While each LUT is individually smaller, each LUT input has its own multiplexer to source the signal.
By the time we reach LUT8, we are using 8*4 + 4 + 2 + 1 = 39
input multiplexers to source 8 unique signals.
This is, itself, a distinct area overhead.
So another approach is to start off with a (larger) LUT, and then, by having a second output, pack two smaller LUTs into the larger LUT.
This mitigates the area overhead of partially-filled large LUTs.
Modern Altera and Xilinx FPGAs use fracturable LUT6s, but Xilinx LUT6s look like this:

and Altera LUT6s look like this:

(Honestly, whenever you see a LUT6 architecture, you might as well assume it's fracturable.)
Unfortunately, to give illustrative numbers I have to do some hand-waving: it's not always possible to fit two smaller LUTs into a larger LUT.
However, I am going to assume the best-case that this is possible, because LUT packing is challenging.

The chart roughly suggests that having fracturable LUTs means we can increase K by one while keeping the same die area.

We can achieve a better delay-area product with fracturable LUT6s than conventional LUT4s, even.
You could also read this graph to suggest that fracturable LUT4s are even better than fracturable LUT6s, but I haven't seen any fracturable LUT4s in the wild.
LUT structures
Here's another idea: a LUT6 can represent all 2^64 possible functions, but a lot of these are permutations or negations of each other.
To give an example, A & B
, ~A & B
, A & ~B
, ~(A & B)
and so on are all very similar, and you could transform one of these into another.
So the actual number of 6-input functions is much lower when you consider this.
What if you tried to break down a 6-input function x(a, b, c, d, e, f)
into x(a, b, c, y(d, e, f, g))
or similar?
Then you would have a LUT6 for half the area cost.
This leads to the idea of "LUT structures", where a LUT has a direct feed from its output to the input of another LUT.
ABC calls this an "S44", so I'll use that term.
You can even have two LUTs, with their outputs feeds into the inputs of a third.
This is an "S444" in ABC terminology.

Here's an S44; the S444 is pretty similar.
The only FPGA I know of which uses this is the Hercules Micro HME-M7.
(It doesn't seem to be in production anymore.)
Again, I must handwave packing here; although LUT structures aren't too painful, it can be a bit rough to use a LUT4 as nothing but a passthrough.
Further, due to tooling limitations, I have polyfilled in the LUT4 and LUT5 numbers from the fusible-LUT section; ABC doesn't support mapping anything below LUT6 to an S44.

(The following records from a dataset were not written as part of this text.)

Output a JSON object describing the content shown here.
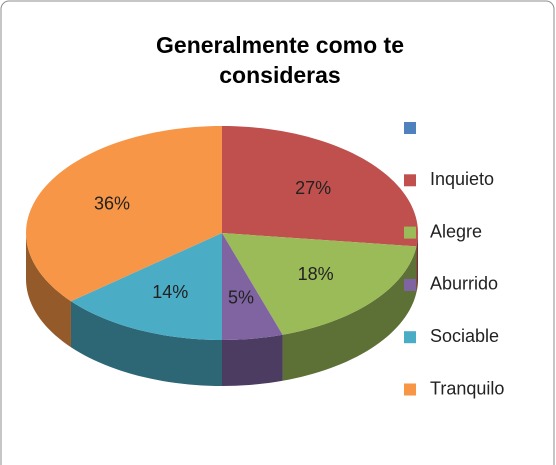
{
  "chart_data": {
    "type": "pie",
    "title": "Generalmente como te consideras",
    "categories": [
      null,
      "Inquieto",
      "Alegre",
      "Aburrido",
      "Sociable",
      "Tranquilo"
    ],
    "values": [
      0,
      27,
      18,
      5,
      14,
      36
    ],
    "value_labels": [
      null,
      "27%",
      "18%",
      "5%",
      "14%",
      "36%"
    ],
    "colors": [
      "#4f81bd",
      "#c0504d",
      "#9bbb59",
      "#8064a2",
      "#4bacc6",
      "#f79646"
    ],
    "legend": "right",
    "three_d": true
  }
}
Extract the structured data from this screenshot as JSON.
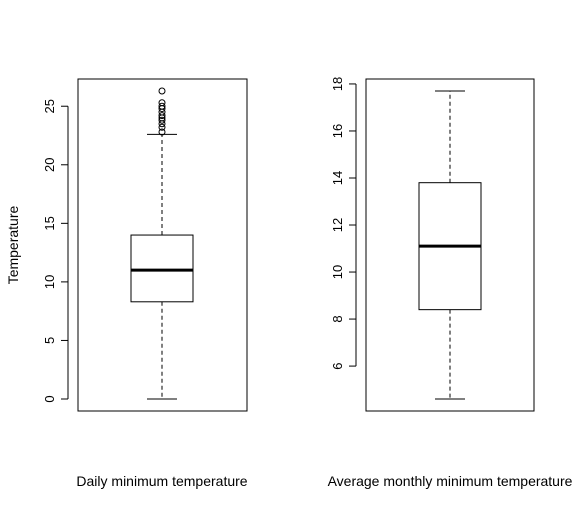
{
  "chart_data": [
    {
      "type": "box",
      "title": "",
      "xlabel": "Daily minimum temperature",
      "ylabel": "Temperature",
      "ylim": [
        0,
        26.3
      ],
      "yticks": [
        0,
        5,
        10,
        15,
        20,
        25
      ],
      "ytick_labels": [
        "0",
        "5",
        "10",
        "15",
        "20",
        "25"
      ],
      "box": {
        "min": 0,
        "q1": 8.3,
        "median": 11.0,
        "q3": 14.0,
        "max": 22.6
      },
      "outliers": [
        22.8,
        23.2,
        23.5,
        23.8,
        24.0,
        24.2,
        24.5,
        24.8,
        25.0,
        25.3,
        26.3
      ]
    },
    {
      "type": "box",
      "title": "",
      "xlabel": "Average monthly minimum temperature",
      "ylabel": "",
      "ylim": [
        4.6,
        17.7
      ],
      "yticks": [
        6,
        8,
        10,
        12,
        14,
        16,
        18
      ],
      "ytick_labels": [
        "6",
        "8",
        "10",
        "12",
        "14",
        "16",
        "18"
      ],
      "box": {
        "min": 4.6,
        "q1": 8.4,
        "median": 11.1,
        "q3": 13.8,
        "max": 17.7
      },
      "outliers": []
    }
  ]
}
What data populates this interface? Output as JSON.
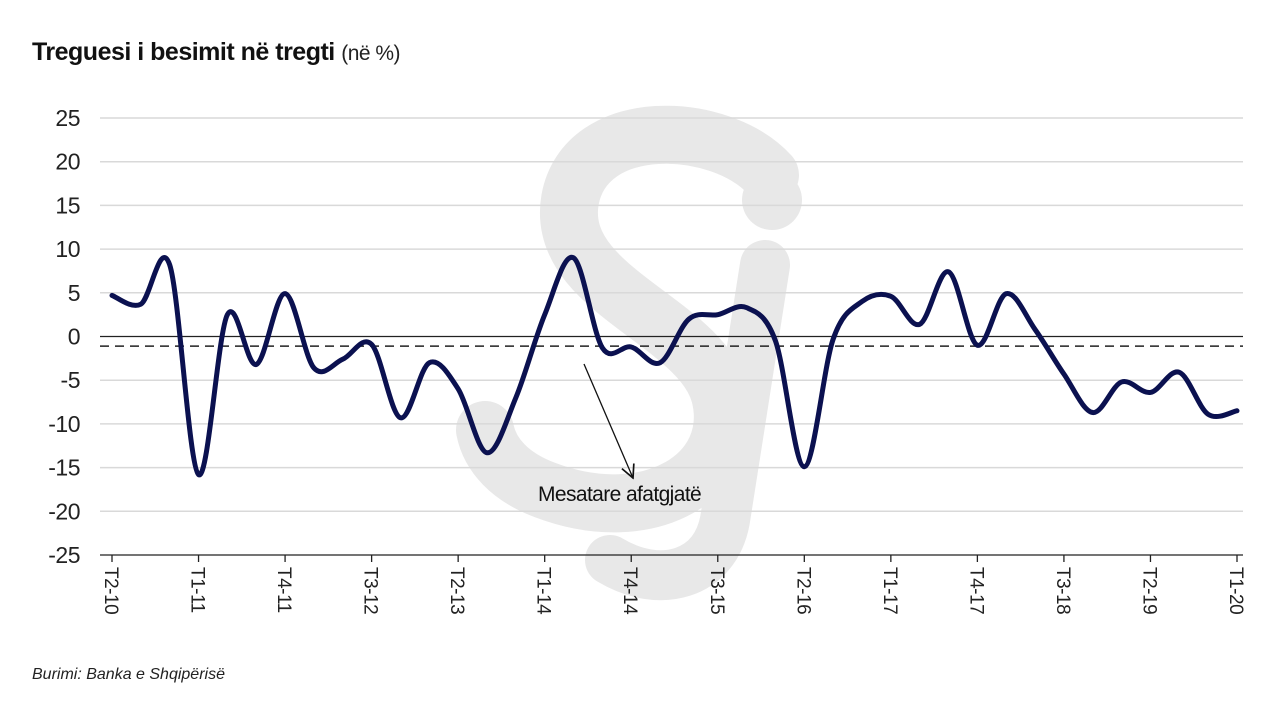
{
  "title": "Treguesi i besimit në tregti",
  "unit": "(në %)",
  "source": "Burimi: Banka e Shqipërisë",
  "watermark": "Sj",
  "chart_data": {
    "type": "line",
    "title": "Treguesi i besimit në tregti (në %)",
    "xlabel": "",
    "ylabel": "",
    "ylim": [
      -25,
      25
    ],
    "yticks": [
      25,
      20,
      15,
      10,
      5,
      0,
      -5,
      -10,
      -15,
      -20,
      -25
    ],
    "grid": true,
    "x": [
      "T2-10",
      "T3-10",
      "T4-10",
      "T1-11",
      "T2-11",
      "T3-11",
      "T4-11",
      "T1-12",
      "T2-12",
      "T3-12",
      "T4-12",
      "T1-13",
      "T2-13",
      "T3-13",
      "T4-13",
      "T1-14",
      "T2-14",
      "T3-14",
      "T4-14",
      "T1-15",
      "T2-15",
      "T3-15",
      "T4-15",
      "T1-16",
      "T2-16",
      "T3-16",
      "T4-16",
      "T1-17",
      "T2-17",
      "T3-17",
      "T4-17",
      "T1-18",
      "T2-18",
      "T3-18",
      "T4-18",
      "T1-19",
      "T2-19",
      "T3-19",
      "T4-19",
      "T1-20"
    ],
    "xticks": [
      "T2-10",
      "T1-11",
      "T4-11",
      "T3-12",
      "T2-13",
      "T1-14",
      "T4-14",
      "T3-15",
      "T2-16",
      "T1-17",
      "T4-17",
      "T3-18",
      "T2-19",
      "T1-20"
    ],
    "series": [
      {
        "name": "Treguesi i besimit në tregti",
        "color": "#0b1150",
        "values": [
          4.7,
          3.7,
          8.2,
          -15.8,
          2.5,
          -3.2,
          4.9,
          -3.6,
          -2.6,
          -0.9,
          -9.3,
          -3.0,
          -6.0,
          -13.3,
          -7.0,
          2.5,
          9.0,
          -1.3,
          -1.2,
          -3.0,
          2.0,
          2.5,
          3.3,
          -0.5,
          -14.9,
          -0.3,
          4.0,
          4.6,
          1.4,
          7.4,
          -1.0,
          4.9,
          0.8,
          -4.3,
          -8.7,
          -5.2,
          -6.4,
          -4.1,
          -8.9,
          -8.5
        ]
      }
    ],
    "reference_line": {
      "label": "Mesatare afatgjatë",
      "value": -1.1,
      "style": "dashed"
    },
    "annotation": "Mesatare afatgjatë"
  }
}
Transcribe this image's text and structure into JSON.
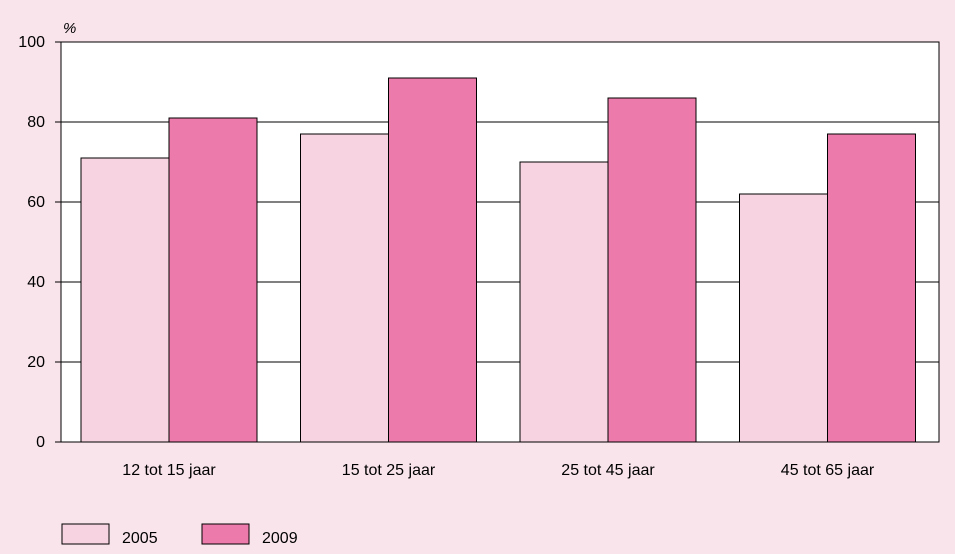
{
  "chart_data": {
    "type": "bar",
    "title": "",
    "xlabel": "",
    "ylabel": "",
    "unit_label": "%",
    "categories": [
      "12 tot 15 jaar",
      "15 tot 25 jaar",
      "25 tot 45 jaar",
      "45 tot 65 jaar"
    ],
    "series": [
      {
        "name": "2005",
        "values": [
          71,
          77,
          70,
          62
        ],
        "color": "#f7d3e2"
      },
      {
        "name": "2009",
        "values": [
          81,
          91,
          86,
          77
        ],
        "color": "#ec7aaa"
      }
    ],
    "ylim": [
      0,
      100
    ],
    "yticks": [
      0,
      20,
      40,
      60,
      80,
      100
    ],
    "grid": true,
    "legend_position": "bottom-left"
  }
}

That graph is almost flat.
Even though the LUT structure can't express the complete set of functions above LUT4, it can express enough of them to pay for the extra LUTs used, right up to finding a useful set of LUT10s to map to an S444.

And so, the delay-area product is flat, because an S44 can achieve the logic levels of a LUT6, and an S444 can achieve the logic levels of a LUT8, while being significantly less expensive.
There is undoubtedly madness in the method, but the results speak for themselves.